A young boy stands on the west coast near the southern tip of the Indian subcontinent looking at the setting sun and imagining if it was the rising one, unperturbed by the fact that it has to sleep through the anxiety of the eventide till the next dawn. A biennale, any biennale ,is as cyclical as that of the dusk and dawn. Except for the fact that it is not punctuated by the dark anxieties of nightfall. Instead a biennale is pregnant with expectations through the interim period of two years between two biennales. A biennale is a political animal that shows its face every two years. “Why is it that the Biennale takes place only once every two years?” This rather vacuous question is known to have been posed by many of Kerala’s curious minds when Kochi was preparing itself for its first biannual contemporary art exhibition known simply as the Kochi-Muziris Biennale. When the world is wading through difficult and extremely depressing times visual arts is the realm that has remained unfazed by the economic slowdown.
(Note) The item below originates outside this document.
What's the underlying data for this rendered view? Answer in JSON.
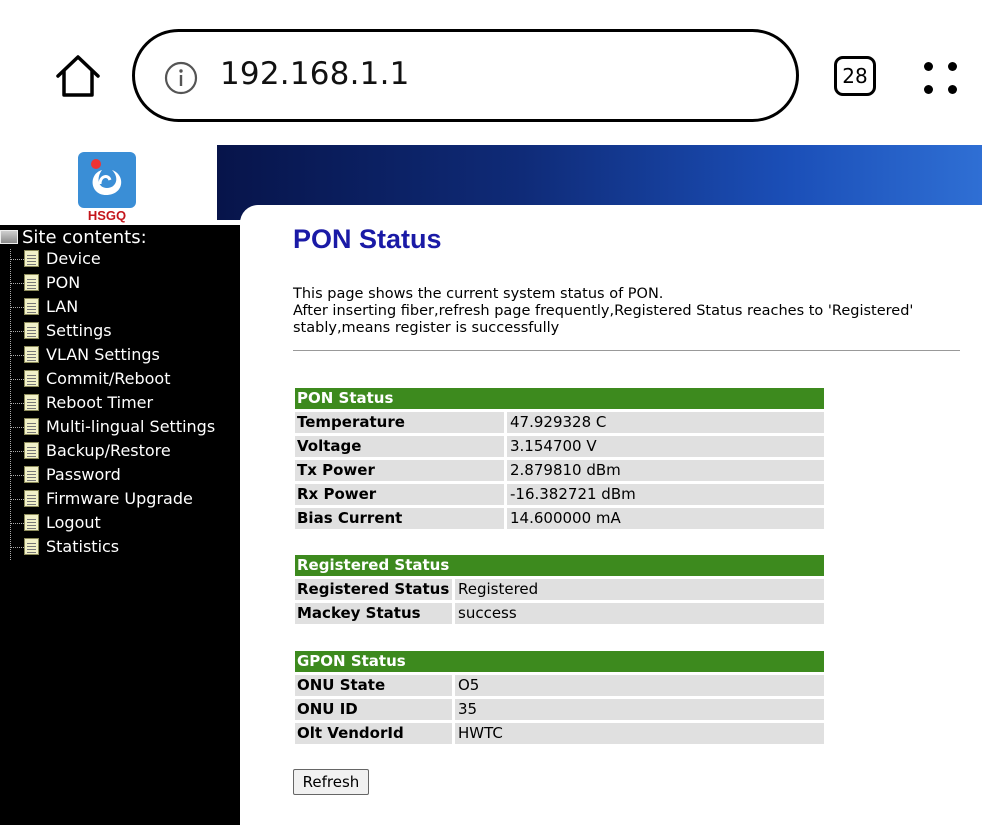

It has marched on and made this question a wee bit misplaced.
However, as Giancarlo Hannud, an art historian based in São Paulo and part of the curatorial team of the 28th Bienal de São Paulo: In Living Contac expressed ‘if examined in connection with its specific social context and the mythical – perhaps even historically heroic – locus of the event is likely to occupy the minds of the city’s inhabitants and the imagination of the generations likely to be the future inhabitants – this question sets the scene for the worthwhile tracing of parallels within a wider art-historical tradition going back at least to the 17th century’. These, in turn, Hannud argues in his essay, A persisting format: Biennales and Biannuals, betray a remarkably longlived, and possibly worn out, tradition of exhibiting art: namely a gathering of recent artistic products routinely created by the same artists and seen by the same people – the art world – whether in Venice, Kassel, or São Paulo.